Decompose the network structure into two networks F and G keeping a set of top layers T at the end. F and G are small and more advance network structures respectively. Thus F is cheap to execute with lower performance compared to G.
In order to reduce the whole computation and embrace both performance and computation gains provided by both networks, they suggest an incremental pass of input data through F to G.
Network F decides the salient regions on the input by using a gradient feedback and then these smaller regions are sent to network G to have better recognition performance.

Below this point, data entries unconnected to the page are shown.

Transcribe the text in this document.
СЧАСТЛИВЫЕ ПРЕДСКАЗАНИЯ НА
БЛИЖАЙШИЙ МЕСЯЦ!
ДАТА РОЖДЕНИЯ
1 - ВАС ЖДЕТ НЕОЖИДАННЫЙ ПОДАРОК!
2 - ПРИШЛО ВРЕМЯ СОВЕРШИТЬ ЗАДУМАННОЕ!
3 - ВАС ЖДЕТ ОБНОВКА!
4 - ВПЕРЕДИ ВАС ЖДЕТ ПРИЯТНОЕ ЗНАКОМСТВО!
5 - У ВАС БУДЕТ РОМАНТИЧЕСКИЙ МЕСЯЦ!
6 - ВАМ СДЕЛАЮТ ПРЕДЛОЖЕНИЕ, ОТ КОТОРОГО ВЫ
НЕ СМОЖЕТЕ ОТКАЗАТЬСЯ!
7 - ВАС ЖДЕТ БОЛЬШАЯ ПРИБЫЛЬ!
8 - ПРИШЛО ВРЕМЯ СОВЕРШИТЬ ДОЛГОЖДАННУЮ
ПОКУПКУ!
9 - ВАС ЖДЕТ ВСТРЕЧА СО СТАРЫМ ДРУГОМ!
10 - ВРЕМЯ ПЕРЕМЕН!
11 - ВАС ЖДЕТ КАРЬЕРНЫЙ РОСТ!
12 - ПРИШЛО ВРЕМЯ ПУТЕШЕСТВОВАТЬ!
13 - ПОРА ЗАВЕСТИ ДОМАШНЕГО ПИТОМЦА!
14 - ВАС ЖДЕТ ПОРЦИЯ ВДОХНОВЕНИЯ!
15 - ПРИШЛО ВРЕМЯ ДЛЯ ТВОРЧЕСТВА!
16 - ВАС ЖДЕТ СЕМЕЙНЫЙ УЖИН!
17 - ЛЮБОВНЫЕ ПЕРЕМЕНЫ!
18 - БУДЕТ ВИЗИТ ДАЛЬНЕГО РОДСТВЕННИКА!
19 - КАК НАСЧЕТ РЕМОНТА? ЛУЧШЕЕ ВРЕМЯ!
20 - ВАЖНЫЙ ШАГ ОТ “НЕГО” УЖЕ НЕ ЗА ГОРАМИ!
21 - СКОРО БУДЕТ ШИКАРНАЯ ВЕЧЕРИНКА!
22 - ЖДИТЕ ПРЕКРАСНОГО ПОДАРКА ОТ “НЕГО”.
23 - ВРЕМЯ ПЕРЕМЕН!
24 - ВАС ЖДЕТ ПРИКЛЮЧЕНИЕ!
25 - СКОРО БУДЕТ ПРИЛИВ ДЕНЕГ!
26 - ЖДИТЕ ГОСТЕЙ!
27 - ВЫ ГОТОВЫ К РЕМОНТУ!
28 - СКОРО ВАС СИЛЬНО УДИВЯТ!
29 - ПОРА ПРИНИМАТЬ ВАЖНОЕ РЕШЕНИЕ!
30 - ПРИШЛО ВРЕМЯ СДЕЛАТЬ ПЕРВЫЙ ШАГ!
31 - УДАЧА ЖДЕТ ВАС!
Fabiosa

Given an input image x, coarse network F is applied and then coarse representations of different regions of the given input is computed. These coarse representations are propagated to the top layers T and T computes the final output of the network which are the class predictions. An entropy measure is used to see that how each coerce representation effects the model's uncertainty leading that if a regions is salient then we expect to have large change of the uncertainty with respect to its representation.
We select top k input regions as salient by the hint of computed entropy changes then these regions are given to fine network G obtain finer representations. Eventually, we merge all the coarse, fine representations and give to top layers T again and get the final predictions.

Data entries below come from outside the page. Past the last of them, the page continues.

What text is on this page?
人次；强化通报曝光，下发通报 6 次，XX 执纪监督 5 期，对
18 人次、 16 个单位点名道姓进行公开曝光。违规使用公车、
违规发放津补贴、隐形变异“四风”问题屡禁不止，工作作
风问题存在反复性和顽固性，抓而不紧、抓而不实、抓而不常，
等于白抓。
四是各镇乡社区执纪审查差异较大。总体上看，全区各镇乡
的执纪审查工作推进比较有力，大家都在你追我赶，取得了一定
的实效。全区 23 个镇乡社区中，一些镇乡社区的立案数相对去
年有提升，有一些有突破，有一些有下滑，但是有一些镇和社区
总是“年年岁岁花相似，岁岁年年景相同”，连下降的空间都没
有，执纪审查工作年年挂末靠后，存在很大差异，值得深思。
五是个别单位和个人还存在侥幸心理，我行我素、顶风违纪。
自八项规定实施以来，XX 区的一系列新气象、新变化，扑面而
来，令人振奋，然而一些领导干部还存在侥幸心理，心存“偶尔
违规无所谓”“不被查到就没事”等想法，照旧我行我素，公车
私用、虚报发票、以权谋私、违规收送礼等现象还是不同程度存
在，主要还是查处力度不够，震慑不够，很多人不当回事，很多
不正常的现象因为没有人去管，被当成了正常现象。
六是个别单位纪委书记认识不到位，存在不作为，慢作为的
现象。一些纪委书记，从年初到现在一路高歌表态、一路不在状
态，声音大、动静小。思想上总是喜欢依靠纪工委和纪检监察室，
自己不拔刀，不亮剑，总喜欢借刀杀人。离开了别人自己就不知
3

At the training time, all networks and layers trained simultaneously. However, still one might decide to train each network F and G separately by using the same top layers T. Authors posits that the simultaneous training is useful to keep fine and coarse representations similar so that the final layers T do not struggle too much to learn from two difference representation distribution.

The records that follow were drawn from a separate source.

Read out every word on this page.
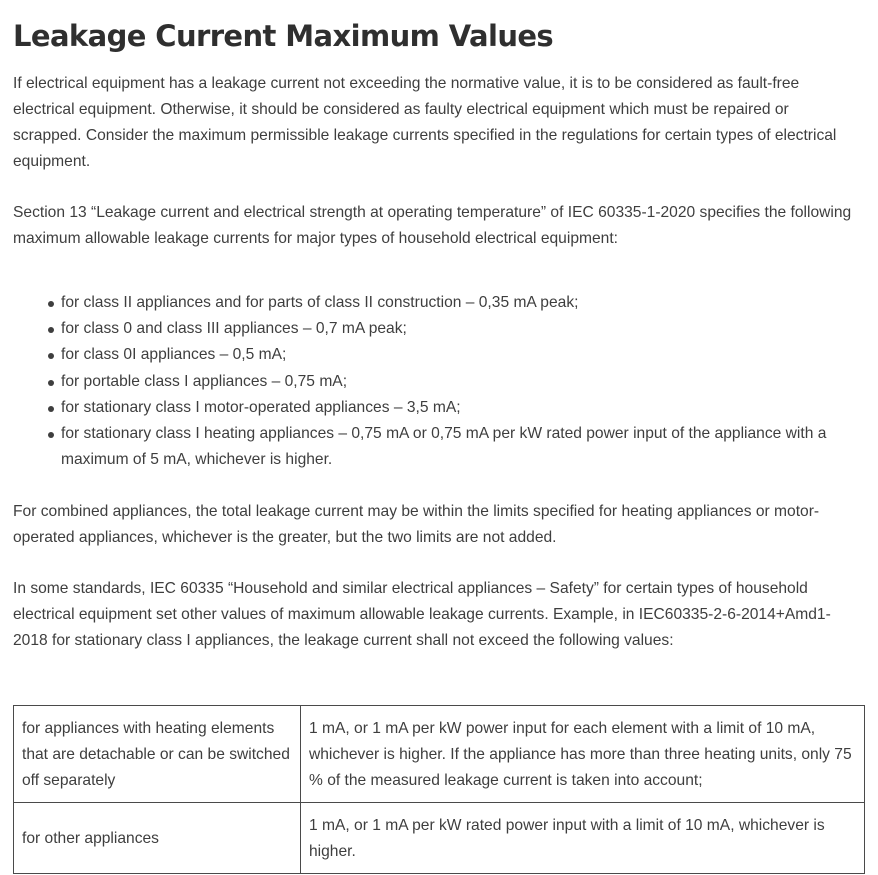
Leakage Current Maximum Values

If electrical equipment has a leakage current not exceeding the normative value, it is to be considered as fault-free electrical equipment. Otherwise, it should be considered as faulty electrical equipment which must be repaired or scrapped. Consider the maximum permissible leakage currents specified in the regulations for certain types of electrical equipment.

Section 13 “Leakage current and electrical strength at operating temperature” of IEC 60335-1-2020 specifies the following maximum allowable leakage currents for major types of household electrical equipment:

for class II appliances and for parts of class II construction – 0,35 mA peak;
for class 0 and class III appliances – 0,7 mA peak;
for class 0I appliances – 0,5 mA;
for portable class I appliances – 0,75 mA;
for stationary class I motor-operated appliances – 3,5 mA;
for stationary class I heating appliances – 0,75 mA or 0,75 mA per kW rated power input of the appliance with a maximum of 5 mA, whichever is higher.

For combined appliances, the total leakage current may be within the limits specified for heating appliances or motor-operated appliances, whichever is the greater, but the two limits are not added.

In some standards, IEC 60335 “Household and similar electrical appliances – Safety” for certain types of household electrical equipment set other values of maximum allowable leakage currents. Example, in IEC60335-2-6-2014+Amd1-2018 for stationary class I appliances, the leakage current shall not exceed the following values:

for appliances with heating elements that are detachable or can be switched off separately	1 mA, or 1 mA per kW power input for each element with a limit of 10 mA, whichever is higher. If the appliance has more than three heating units, only 75 % of the measured leakage current is taken into account;
for other appliances	1 mA, or 1 mA per kW rated power input with a limit of 10 mA, whichever is higher.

I only try to give the overlooked idea here, if you like to see more detail and dwell into formulas please see the paper.
My discussion: There are some other works using attention mechanisms to improve final performance. However, this work is limited with the small datasets and small spatial dimensions. I really like to see whether it is also usefule for large problems like ImageNet or even larger.
Another caveat is the datasets used for the expeirments are not so cluttered. Therefore, it is easy to detect salient regions, even with by some algrithmic techniques. Thus, still this method obscure to me in real life problems.